Kickstarting the Karmic Koala

closeHey, just so you know ... this post is now about 14 years and 5 months old. Please keep that in mind as it very well may contain broken links and/or outdated information.

Last week, Ubuntu 9.10 (Karmic Koala) was officially released so over this past weekend I went ahead and upgraded my server to the new version. As with my prior upgrades, I ran the process remotely over SSH (my server is a headless box sitting in a closet) and it was very smooth. The only minor problem I had was the initial download of the required packages failed, but I suspect that was because the Ubuntu site was being slammed with everyone downloading the new software. I restarted the upgrade several hours later, the downloads completed and the upgrade proceeded. After the release upgrade was done, I only had to put back a few minor tweaks and customizations (such as disabling IPv6), do a quick reboot, and the box was back in business.

I also grabbed the release version of the Netbook Remix since I had installed the beta on my EeePC earlier last month.
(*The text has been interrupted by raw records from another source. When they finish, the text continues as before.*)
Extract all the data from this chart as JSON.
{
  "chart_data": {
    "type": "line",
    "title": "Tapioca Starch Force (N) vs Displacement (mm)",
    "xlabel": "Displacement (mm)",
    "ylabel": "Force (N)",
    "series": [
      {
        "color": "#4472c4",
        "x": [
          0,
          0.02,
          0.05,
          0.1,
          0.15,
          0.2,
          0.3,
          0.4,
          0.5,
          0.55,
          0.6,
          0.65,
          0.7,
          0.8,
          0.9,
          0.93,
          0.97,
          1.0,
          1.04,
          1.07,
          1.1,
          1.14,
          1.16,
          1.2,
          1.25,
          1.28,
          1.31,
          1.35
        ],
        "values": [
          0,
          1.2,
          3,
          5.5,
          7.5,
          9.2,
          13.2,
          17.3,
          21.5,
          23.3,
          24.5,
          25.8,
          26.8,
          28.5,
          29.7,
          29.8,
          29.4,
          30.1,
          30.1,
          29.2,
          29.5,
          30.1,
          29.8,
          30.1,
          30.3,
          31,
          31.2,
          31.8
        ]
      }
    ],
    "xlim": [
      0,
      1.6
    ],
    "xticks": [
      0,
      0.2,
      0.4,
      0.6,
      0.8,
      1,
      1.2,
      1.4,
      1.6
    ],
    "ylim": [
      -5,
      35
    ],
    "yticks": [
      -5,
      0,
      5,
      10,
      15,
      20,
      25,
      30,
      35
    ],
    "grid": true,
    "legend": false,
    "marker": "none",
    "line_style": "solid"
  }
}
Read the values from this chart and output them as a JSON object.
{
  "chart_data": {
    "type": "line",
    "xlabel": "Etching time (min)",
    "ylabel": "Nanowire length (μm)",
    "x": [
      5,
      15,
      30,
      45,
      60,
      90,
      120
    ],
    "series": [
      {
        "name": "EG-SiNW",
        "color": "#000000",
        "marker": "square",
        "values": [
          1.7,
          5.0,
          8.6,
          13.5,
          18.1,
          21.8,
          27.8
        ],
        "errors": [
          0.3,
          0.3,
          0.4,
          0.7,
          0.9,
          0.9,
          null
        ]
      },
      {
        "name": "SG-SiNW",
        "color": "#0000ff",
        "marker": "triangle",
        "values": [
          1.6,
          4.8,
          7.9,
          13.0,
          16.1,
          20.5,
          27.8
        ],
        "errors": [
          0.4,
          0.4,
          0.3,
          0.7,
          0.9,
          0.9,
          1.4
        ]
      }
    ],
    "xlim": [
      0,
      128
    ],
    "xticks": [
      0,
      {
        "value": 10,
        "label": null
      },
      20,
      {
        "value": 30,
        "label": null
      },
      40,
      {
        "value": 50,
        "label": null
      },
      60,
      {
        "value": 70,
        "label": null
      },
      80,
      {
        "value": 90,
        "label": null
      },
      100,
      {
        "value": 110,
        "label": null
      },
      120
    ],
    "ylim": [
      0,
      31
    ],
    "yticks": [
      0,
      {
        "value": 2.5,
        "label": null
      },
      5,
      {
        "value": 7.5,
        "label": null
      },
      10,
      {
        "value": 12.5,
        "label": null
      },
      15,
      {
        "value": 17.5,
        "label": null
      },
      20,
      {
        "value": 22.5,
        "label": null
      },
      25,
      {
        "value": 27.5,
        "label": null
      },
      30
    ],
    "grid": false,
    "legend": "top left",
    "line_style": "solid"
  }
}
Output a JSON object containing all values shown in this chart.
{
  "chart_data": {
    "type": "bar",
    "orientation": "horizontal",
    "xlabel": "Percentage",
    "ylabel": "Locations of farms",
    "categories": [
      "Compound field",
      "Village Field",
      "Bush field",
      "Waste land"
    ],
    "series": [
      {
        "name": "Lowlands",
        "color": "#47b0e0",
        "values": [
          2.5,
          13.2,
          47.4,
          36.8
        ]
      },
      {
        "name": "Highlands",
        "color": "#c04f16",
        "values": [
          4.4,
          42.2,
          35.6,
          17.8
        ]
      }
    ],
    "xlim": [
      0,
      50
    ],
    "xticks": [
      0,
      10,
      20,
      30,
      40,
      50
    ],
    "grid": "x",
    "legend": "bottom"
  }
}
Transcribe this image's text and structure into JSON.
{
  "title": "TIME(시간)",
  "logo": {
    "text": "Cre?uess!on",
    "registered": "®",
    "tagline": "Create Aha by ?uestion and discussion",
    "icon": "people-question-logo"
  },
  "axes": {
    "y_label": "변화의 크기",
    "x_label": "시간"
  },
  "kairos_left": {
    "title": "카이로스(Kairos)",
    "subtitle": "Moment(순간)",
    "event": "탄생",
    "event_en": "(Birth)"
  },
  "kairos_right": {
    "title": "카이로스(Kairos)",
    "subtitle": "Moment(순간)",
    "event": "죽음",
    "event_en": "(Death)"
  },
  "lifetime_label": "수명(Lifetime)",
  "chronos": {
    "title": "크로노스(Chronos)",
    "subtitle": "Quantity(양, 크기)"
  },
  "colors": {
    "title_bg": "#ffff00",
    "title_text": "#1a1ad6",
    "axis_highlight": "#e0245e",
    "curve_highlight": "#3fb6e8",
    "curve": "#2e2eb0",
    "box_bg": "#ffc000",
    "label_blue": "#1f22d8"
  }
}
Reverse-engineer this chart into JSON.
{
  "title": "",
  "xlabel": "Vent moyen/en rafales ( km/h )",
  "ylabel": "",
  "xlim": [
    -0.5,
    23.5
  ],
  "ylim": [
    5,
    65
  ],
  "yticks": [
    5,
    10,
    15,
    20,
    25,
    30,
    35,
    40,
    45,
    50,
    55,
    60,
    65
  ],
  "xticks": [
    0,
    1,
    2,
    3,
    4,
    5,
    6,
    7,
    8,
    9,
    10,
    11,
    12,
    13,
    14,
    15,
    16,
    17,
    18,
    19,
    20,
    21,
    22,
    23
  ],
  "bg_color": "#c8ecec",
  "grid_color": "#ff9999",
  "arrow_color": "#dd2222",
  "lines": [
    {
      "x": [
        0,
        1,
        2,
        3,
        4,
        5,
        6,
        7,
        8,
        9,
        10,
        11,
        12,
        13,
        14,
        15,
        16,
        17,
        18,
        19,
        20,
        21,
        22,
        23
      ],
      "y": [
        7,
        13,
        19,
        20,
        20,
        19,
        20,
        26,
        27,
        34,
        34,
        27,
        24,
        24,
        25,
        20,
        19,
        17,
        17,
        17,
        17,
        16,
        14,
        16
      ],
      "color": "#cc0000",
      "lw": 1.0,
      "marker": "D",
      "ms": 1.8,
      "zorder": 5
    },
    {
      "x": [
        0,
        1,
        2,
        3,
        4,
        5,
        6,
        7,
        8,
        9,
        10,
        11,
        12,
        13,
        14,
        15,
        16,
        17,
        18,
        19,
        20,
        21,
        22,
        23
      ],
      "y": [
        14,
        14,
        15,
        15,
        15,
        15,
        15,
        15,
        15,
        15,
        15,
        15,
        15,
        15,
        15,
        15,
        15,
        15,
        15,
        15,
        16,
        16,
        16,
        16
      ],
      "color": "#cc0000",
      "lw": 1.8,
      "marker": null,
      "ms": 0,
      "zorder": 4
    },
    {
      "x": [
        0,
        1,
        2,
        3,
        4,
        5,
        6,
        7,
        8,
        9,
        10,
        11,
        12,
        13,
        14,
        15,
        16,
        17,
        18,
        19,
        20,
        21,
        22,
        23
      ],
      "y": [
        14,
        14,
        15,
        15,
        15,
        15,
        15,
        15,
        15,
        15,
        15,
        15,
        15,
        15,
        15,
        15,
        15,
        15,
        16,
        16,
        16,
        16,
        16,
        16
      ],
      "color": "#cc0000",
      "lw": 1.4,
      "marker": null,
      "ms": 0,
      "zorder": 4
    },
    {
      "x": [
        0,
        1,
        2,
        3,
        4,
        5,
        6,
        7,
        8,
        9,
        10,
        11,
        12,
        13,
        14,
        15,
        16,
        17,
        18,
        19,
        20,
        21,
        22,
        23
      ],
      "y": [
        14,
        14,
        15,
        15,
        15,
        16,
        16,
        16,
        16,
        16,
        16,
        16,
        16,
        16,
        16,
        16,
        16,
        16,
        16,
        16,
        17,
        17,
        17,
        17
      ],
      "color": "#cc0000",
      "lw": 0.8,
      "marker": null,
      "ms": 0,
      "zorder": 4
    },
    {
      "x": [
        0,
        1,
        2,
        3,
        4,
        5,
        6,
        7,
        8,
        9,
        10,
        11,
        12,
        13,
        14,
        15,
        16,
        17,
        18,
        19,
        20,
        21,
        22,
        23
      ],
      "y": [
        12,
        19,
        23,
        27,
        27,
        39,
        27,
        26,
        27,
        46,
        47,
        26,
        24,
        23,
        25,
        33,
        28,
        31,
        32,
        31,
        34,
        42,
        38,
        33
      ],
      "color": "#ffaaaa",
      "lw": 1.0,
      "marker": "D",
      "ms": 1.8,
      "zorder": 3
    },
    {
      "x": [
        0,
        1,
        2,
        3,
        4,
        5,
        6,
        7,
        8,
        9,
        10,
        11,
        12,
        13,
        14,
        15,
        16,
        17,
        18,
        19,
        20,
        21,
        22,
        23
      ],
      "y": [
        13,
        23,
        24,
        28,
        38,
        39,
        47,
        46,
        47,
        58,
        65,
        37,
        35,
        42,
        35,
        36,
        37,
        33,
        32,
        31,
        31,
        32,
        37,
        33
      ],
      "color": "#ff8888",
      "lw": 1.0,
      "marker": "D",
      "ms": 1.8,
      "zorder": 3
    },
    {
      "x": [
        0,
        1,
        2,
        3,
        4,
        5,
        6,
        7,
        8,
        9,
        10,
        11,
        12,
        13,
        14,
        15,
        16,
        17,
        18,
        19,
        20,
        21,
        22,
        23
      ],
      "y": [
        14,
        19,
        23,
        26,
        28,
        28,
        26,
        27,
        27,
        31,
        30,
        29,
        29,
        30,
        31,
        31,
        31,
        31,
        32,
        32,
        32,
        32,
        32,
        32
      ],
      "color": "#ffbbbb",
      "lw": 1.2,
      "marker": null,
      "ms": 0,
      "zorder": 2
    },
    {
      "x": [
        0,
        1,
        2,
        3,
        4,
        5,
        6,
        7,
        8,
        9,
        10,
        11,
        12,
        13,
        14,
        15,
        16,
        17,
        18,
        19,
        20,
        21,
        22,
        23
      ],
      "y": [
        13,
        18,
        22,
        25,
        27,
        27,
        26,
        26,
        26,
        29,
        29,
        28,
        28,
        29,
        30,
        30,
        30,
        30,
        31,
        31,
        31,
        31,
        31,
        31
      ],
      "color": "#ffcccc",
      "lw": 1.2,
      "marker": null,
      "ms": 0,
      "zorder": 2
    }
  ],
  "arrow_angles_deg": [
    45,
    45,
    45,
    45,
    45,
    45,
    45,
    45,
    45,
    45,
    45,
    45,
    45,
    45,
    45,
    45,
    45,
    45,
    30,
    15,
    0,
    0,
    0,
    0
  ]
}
I wasn’t able to get it to install, however: the system booted just fine from the USB drive where I extracted the ISO, but the installer would crash almost immediately with the following error: “Cannot mount /dev/loop1 on /cow.” I found this thread on the EeeUser Forums that seemed to think it was a problem using Ubuntu’s own USB creator utility to “burn” the image onto the thumb drive. So I used unetbootin to re-image the drive and that fixed the problem! Strange that Ubuntu’s own utility would have a problem like that.